Was dabei regelmäßig unterschätzt werde, sei SEO und der damit verbundene, kontinuierliche Aufwand, auch finanziell, etwa bei Google Ads. Eine Webseite sei eben kein einmaliges Projekt, sondern erfordere dauerhafte Pflege und Investition, um überhaupt gefunden zu werden.
Lehre aus der Praxis: Der Online-Shop, der nie gefunden wurde
Eine Kundin wollte ihre bestehende Webseite einmal um einen Online-Shop erweitern, allerdings ohne sich vorher über Warenwirtschaft, Bestände, Versand- oder Bezahloptionen wirklich Gedanken gemacht zu haben. Was zählte, war vor allem: schnelle Resultate. Reiser hat den Auftrag damals nicht angenommen.
Später erfuhr er, dass ein anderer Dienstleister über etwa ein Jahr hinweg für rund 10.000 Euro eine Shoplösung umgesetzt hatte, die am Ende kaum genutzt wurde. Der Shop wurde meist nur zufällig gefunden, Bestellungen blieben selten.
„Eine vorgeschaltete Konzeptphase hätte schnell offengelegt, dass zunächst die grundlegenden Abhängigkeiten geklärt werden müssen, Logistik, Zahlungsabwicklung, Auffindbarkeit, bevor überhaupt in die technische Umsetzung investiert wird“, so Reisers Fazit.
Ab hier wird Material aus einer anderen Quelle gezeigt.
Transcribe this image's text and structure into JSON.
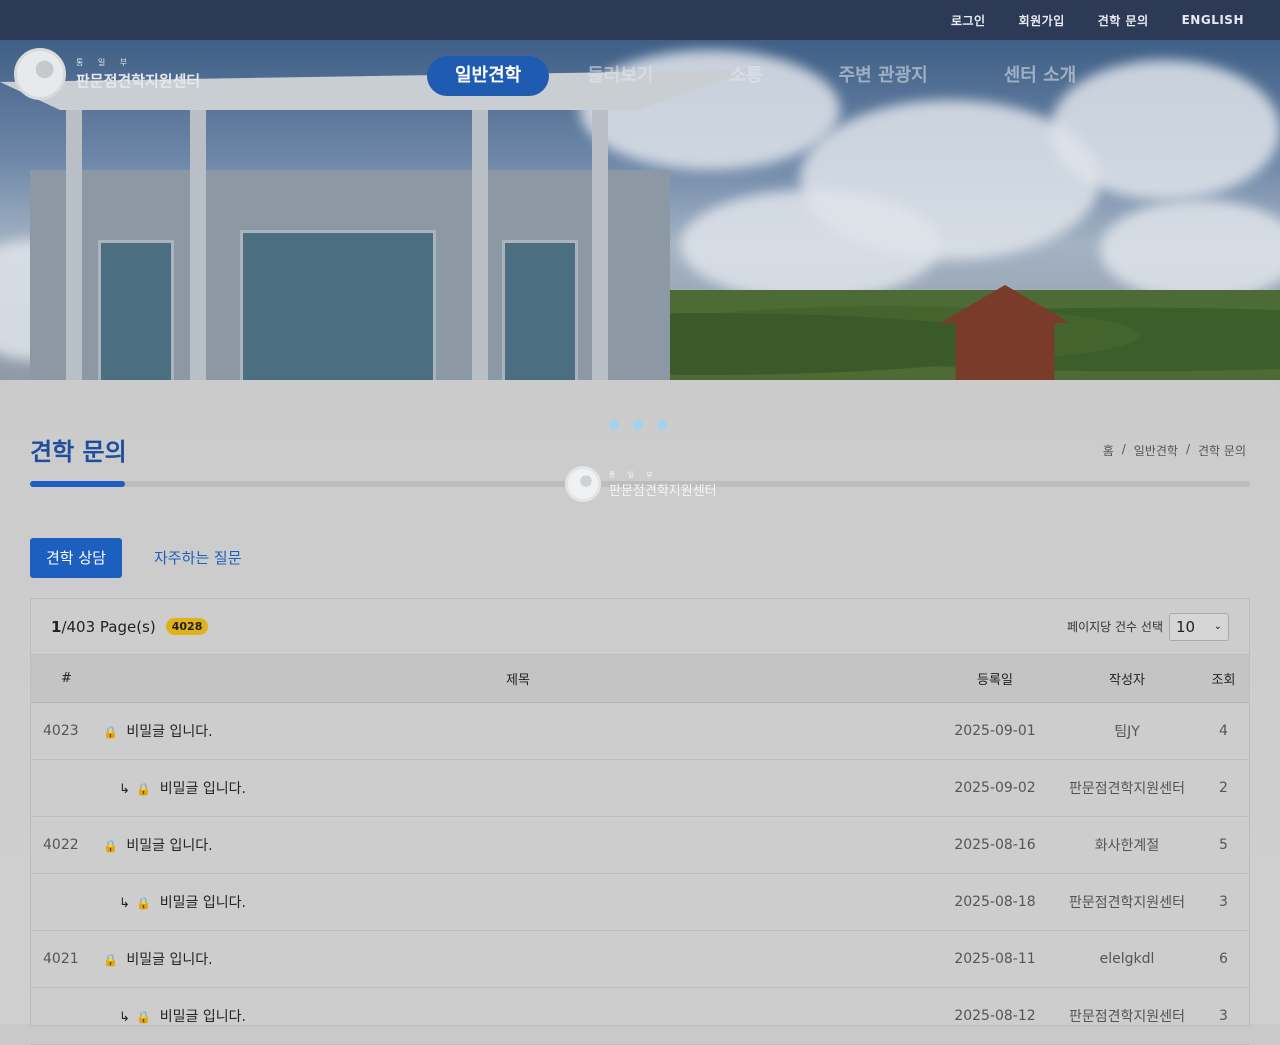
{
  "topbar": {
    "links": [
      "로그인",
      "회원가입",
      "견학 문의",
      "ENGLISH"
    ]
  },
  "logo": {
    "small": "통 일 부",
    "name": "판문점견학지원센터"
  },
  "nav": {
    "items": [
      "일반견학",
      "둘러보기",
      "소통",
      "주변 관광지",
      "센터 소개"
    ]
  },
  "page": {
    "title": "견학 문의",
    "breadcrumb": [
      "홈",
      "일반견학",
      "견학 문의"
    ]
  },
  "tabs": [
    "견학 상담",
    "자주하는 질문"
  ],
  "board": {
    "page_current": "1",
    "page_total": "/403 Page(s)",
    "total_badge": "4028",
    "perpage_label": "페이지당 건수 선택",
    "perpage_value": "10",
    "columns": [
      "#",
      "제목",
      "등록일",
      "작성자",
      "조회"
    ],
    "rows": [
      {
        "num": "4023",
        "reply": false,
        "title": "비밀글 입니다.",
        "date": "2025-09-01",
        "author": "팀JY",
        "views": "4"
      },
      {
        "num": "",
        "reply": true,
        "title": "비밀글 입니다.",
        "date": "2025-09-02",
        "author": "판문점견학지원센터",
        "views": "2"
      },
      {
        "num": "4022",
        "reply": false,
        "title": "비밀글 입니다.",
        "date": "2025-08-16",
        "author": "화사한계절",
        "views": "5"
      },
      {
        "num": "",
        "reply": true,
        "title": "비밀글 입니다.",
        "date": "2025-08-18",
        "author": "판문점견학지원센터",
        "views": "3"
      },
      {
        "num": "4021",
        "reply": false,
        "title": "비밀글 입니다.",
        "date": "2025-08-11",
        "author": "elelgkdl",
        "views": "6"
      },
      {
        "num": "",
        "reply": true,
        "title": "비밀글 입니다.",
        "date": "2025-08-12",
        "author": "판문점견학지원센터",
        "views": "3"
      }
    ]
  },
  "loader": {
    "small": "통 일 부",
    "name": "판문점견학지원센터"
  },
  "colors": {
    "accent": "#1d5fbe",
    "topbar": "#2c3a55",
    "badge": "#e0b21a"
  }
}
Ohne dieses Fundament bleibe selbst die technisch sauberste Shoplösung wirkungslos.
Drei Empfehlungen für eine verlässliche IT im Unternehmen
Auf die Frage nach drei grundlegenden Empfehlungen für eine verlässliche IT nennt Reiser diese Punkte:
- Auf einen Dienstleister setzen, der befähigt statt abhängig macht. Ein guter IT-Partner gibt Wissen weiter und macht das Unternehmen handlungsfähig, statt es an sich zu binden. Die IT im Kern selbst zu verstehen und zu betreiben, sollte möglich bleiben.
- Den Berater sorgfältig nach belegbarer Erfahrung auswählen. Kostengünstige Arbeitsproben verlangen und mehrere Anbieter vergleichen, bevor ein Auftrag vergeben wird. Die Investition in diese Auswahl zahle sich später um ein Vielfaches aus.
- Wo möglich auf Open-Source-Komponenten setzen. Das spare nicht nur Lizenzkosten, sondern verhindere auch eine zu starke Abhängigkeit von großen US-amerikanischen Anbietern und sichere langfristig mehr digitale Unabhängigkeit.
Häufige Fragen
Welche IT-Abhängigkeiten unterschätzen kleine Unternehmen am häufigsten?
Vor allem unspektakuläre Grundlagen im Hintergrund: eine stabile Internetverbindung, ein zuverlässiger E-Mail-Provider und die Integration der Telefonie. Diese Bausteine fallen erst auf, wenn sie ausfallen.
Was sollte vor einem IT-Ausfall unbedingt vorbereitet sein?
Ein durchdachter Notfallplan mit Backup-Konzept für die Webseite, einer Ausweichlösung für die IP-Telefonie und der Möglichkeit, die MX-Records der eigenen Domain kurzfristig umzustellen, damit E-Mails auch bei einem Anbieterausfall ankommen.
Sollten kleine Unternehmen ihre IT selbst betreuen oder eine Agentur beauftragen?
Alltägliche Aufgaben lassen sich mit etwas Grundwissen oft selbst erledigen, WordPress etwa gilt als leicht zu pflegen. Bei grundlegender Einrichtung, Sicherheitsfragen und der Integration verschiedener Systeme empfiehlt sich professionelle Unterstützung mit klar vereinbarter Erreichbarkeit.
Welche Rolle spielt Open Source für die IT-Unabhängigkeit von Unternehmen?
Open-Source-Komponenten sparen Lizenzkosten und verringern die Abhängigkeit von großen US-amerikanischen Anbietern, was Unternehmen langfristig mehr digitale Unabhängigkeit sichert.